Le MUSE Night Club, au Vallon-Rue des Jardins, a pris des allures de salle de cinéma dans la soirée du jeudi 27 août 2026. Le temps d’une avant-première très attendue, l’établissement s’est transformé en véritable écrin pour accueillir la projection de « CLASH », la nouvelle Création Originale de CANAL+. Une soirée placée sous le signe du cinéma, de la musique et de la découverte, en présence du réalisateur ivoirien Philippe Lacôte et du Directeur général de CANAL+ Côte d’Ivoire, Adama Koné.

Entre projection, émotions, rencontres et ambiance électrique, le public a pu découvrir les premières images de cette série musicale qui plonge au cœur de l’univers du coupé-décalé, entre Abidjan et Kinshasa. Une immersion qui annonce une fiction à la fois spectaculaire et profondément ancrée dans les réalités de la jeunesse africaine contemporaine.
-Une guerre musicale entre Abidjan et Kinshasa

Réalisée par Philippe Lacôte, cinéaste ivoirien multiprimé à qui l’on doit notamment « Run » et « La Nuit des rois », CLASH marque sa première incursion dans l’univers de la série télévisée.Au cœur de l’intrigue, deux amis inséparables, DJ Shogun et DJ Diamantino, qui règnent ensemble sur la nuit abidjanaise et connaissent le succès sur la scène du coupé-décalé. Mais leur complicité va voler en éclats lorsque Shogun, poussé par son manager, décide de tenter une carrière en solo.Blessé par cette décision, Diamantino quitte Abidjan pour Kinshasa. La séparation des deux amis marque alors le début d’une véritable guerre artistique, nourrie par les réseaux sociaux, la quête de notoriété, les ambitions personnelles et les rivalités musicales.À travers huit épisodes de 52 minutes, la série entend raconter bien plus qu’une simple histoire de musique. Elle s’intéresse à une génération en quête de reconnaissance et explore les rapports entre célébrité, identité, réseaux sociaux et influence culturelle.

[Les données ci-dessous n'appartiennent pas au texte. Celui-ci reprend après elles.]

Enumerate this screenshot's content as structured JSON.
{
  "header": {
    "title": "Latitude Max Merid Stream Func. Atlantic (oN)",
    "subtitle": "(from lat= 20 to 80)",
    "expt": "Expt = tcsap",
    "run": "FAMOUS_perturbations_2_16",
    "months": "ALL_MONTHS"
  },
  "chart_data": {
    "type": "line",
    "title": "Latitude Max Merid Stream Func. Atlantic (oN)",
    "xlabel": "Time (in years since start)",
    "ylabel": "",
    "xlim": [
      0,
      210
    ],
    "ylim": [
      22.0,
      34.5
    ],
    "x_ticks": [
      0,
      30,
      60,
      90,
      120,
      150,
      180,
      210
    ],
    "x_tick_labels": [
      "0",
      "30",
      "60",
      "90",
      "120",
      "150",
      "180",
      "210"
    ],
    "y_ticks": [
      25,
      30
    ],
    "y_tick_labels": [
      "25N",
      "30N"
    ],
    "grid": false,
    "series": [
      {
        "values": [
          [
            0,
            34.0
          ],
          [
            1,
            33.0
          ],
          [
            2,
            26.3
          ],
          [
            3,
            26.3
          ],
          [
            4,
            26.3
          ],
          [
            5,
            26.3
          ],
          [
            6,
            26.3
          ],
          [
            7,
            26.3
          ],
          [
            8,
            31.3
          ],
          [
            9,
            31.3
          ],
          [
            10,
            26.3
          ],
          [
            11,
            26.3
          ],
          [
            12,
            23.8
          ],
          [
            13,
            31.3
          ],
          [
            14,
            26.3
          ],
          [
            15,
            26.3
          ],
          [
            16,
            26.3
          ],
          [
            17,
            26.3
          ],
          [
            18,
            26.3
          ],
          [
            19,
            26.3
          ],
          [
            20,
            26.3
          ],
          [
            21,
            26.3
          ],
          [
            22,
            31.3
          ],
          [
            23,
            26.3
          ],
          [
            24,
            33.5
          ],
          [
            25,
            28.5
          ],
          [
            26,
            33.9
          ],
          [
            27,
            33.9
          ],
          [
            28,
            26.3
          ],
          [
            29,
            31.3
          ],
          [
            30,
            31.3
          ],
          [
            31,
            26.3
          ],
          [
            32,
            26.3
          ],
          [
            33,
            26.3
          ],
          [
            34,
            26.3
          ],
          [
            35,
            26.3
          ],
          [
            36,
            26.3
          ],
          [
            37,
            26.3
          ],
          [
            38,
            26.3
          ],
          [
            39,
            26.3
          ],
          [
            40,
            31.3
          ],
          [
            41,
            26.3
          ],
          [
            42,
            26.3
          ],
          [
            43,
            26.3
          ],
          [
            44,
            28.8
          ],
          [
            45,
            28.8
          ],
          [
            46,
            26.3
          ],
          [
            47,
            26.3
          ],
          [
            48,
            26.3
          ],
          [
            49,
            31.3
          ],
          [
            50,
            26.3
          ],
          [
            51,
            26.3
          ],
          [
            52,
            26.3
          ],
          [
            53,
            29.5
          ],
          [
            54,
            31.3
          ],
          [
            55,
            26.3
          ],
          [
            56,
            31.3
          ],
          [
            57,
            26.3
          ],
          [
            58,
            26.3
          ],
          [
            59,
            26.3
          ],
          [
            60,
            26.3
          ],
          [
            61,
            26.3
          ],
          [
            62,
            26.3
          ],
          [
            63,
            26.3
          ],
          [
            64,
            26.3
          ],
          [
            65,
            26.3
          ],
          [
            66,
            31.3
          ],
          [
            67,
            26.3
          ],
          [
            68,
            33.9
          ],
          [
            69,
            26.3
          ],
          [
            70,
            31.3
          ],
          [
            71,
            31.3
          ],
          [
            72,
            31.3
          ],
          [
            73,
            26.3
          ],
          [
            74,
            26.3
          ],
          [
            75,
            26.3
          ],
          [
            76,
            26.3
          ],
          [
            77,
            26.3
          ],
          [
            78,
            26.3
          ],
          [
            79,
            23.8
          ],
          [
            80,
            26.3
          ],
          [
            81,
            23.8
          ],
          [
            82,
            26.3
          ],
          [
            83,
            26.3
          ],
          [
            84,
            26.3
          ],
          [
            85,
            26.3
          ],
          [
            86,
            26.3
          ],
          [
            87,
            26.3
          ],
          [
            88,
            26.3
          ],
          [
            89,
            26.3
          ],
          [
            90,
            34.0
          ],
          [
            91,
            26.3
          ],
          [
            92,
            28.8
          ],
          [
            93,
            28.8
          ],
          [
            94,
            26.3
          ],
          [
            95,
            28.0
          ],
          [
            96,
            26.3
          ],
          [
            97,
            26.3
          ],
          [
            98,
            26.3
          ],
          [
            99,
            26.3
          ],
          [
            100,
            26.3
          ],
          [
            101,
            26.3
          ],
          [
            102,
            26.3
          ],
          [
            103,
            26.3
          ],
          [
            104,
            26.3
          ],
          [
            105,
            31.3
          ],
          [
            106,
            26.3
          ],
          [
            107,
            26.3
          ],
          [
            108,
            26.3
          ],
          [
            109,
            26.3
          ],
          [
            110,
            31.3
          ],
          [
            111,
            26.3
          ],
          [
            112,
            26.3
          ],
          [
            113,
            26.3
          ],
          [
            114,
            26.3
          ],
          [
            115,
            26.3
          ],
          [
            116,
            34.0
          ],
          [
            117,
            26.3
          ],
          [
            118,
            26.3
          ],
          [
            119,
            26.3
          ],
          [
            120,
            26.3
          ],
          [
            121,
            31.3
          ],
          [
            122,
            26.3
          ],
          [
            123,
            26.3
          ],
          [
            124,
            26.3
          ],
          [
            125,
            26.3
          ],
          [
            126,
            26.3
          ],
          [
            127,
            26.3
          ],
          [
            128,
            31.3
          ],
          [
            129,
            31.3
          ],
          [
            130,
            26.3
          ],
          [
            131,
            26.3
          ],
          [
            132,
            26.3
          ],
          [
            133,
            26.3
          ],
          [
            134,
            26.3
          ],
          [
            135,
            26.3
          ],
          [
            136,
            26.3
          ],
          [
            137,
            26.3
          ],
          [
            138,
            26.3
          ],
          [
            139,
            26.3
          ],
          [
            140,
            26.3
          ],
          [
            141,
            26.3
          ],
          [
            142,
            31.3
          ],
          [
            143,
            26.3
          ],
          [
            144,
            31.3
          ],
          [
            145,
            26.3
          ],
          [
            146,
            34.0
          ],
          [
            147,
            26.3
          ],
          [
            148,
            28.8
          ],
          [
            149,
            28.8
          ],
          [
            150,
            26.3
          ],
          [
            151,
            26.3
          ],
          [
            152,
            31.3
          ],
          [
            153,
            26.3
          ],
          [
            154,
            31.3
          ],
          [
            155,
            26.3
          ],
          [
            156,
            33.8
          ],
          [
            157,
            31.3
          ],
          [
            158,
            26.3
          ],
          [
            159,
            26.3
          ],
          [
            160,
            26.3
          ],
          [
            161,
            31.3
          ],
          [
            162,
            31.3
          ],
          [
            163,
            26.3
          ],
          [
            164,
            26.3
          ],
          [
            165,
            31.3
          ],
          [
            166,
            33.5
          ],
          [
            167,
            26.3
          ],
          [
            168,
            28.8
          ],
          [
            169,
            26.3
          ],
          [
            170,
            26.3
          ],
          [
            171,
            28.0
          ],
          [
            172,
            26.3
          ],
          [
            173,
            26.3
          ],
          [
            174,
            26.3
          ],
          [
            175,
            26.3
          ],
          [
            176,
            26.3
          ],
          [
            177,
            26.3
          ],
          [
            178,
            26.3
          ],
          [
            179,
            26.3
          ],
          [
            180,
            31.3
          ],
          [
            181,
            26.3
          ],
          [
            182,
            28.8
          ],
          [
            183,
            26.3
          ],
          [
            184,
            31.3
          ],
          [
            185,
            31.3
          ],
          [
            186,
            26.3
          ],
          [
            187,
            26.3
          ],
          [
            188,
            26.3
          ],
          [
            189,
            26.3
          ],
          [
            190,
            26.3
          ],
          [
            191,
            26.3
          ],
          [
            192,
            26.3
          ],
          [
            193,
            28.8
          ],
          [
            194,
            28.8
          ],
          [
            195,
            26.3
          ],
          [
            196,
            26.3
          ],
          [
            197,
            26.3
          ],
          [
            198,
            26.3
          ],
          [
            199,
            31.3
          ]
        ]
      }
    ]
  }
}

-Philippe Lacôte: « Filmer CLASH comme une légende urbaine »
Pour Philippe Lacôte, l’ambition était de s’appuyer sur l’univers du coupé-décalé pour raconter une histoire profondément contemporaine, tout en revenant aux origines de ce mouvement musical.« Mon intention a été de filmer CLASH et ses personnages comme une légende urbaine : celle de la jeunesse ivoirienne, et plus largement africaine », explique le réalisateur.Il rappelle notamment le contexte dans lequel le coupé-décalé a émergé : « En 2002, lorsque la guerre éclate en Côte d’Ivoire, le mouvement coupé-décalé émerge comme un souffle d’espoir, une façon de dire que la vie continue malgré le conflit. »Au fil des années, estime-t-il, le mouvement s’est transformé en un véritable phénomène culturel : « Il s’est affranchi de ses origines pour devenir bien plus qu’un courant musical : un véritable phénomène culturel et sociétal. »C’est cet univers que le cinéaste a voulu observer et décrypter. Un travail qui, selon lui, a nécessité une véritable immersion dans le milieu : « J’ai souhaité observer, explorer et décrypter cet univers fascinant, après avoir réalisé un véritable travail d’investigation tout en m’appuyant sur des artistes et des lieux réels. »

-Quatre années pour donner vie au projet
La naissance de CLASH aura été un long processus. « Ce film nous a pris au total quatre années », révèle Philippe Lacôte lors de la soirée d’avant-première.Le réalisateur explique avoir voulu rapprocher deux univers musicaux majeurs du continent : la Côte d’Ivoire et la République démocratique du Congo. « On avait envie de raconter deux univers musicaux de l’Afrique. La musique congolaise et ivoirienne ont toujours fonctionné ensemble. On a voulu rendre hommage. »De la préparation au tournage, l’expérience a également été marquée par une forte cohésion entre les équipes. « Le tournage a été très joyeux et positif », souligne-t-il.Le réalisateur insiste surtout sur le rôle des comédiens dans la réussite de cette aventure : « Je remercie les acteurs, parce que je leur demande beaucoup le plus souvent. C’est vraiment eux qui ont porté l’histoire. »
Rendez-vous est pris à partir du Dimanche 30 Août 2026 à 20h30 pour la première diffusion sur Canal+.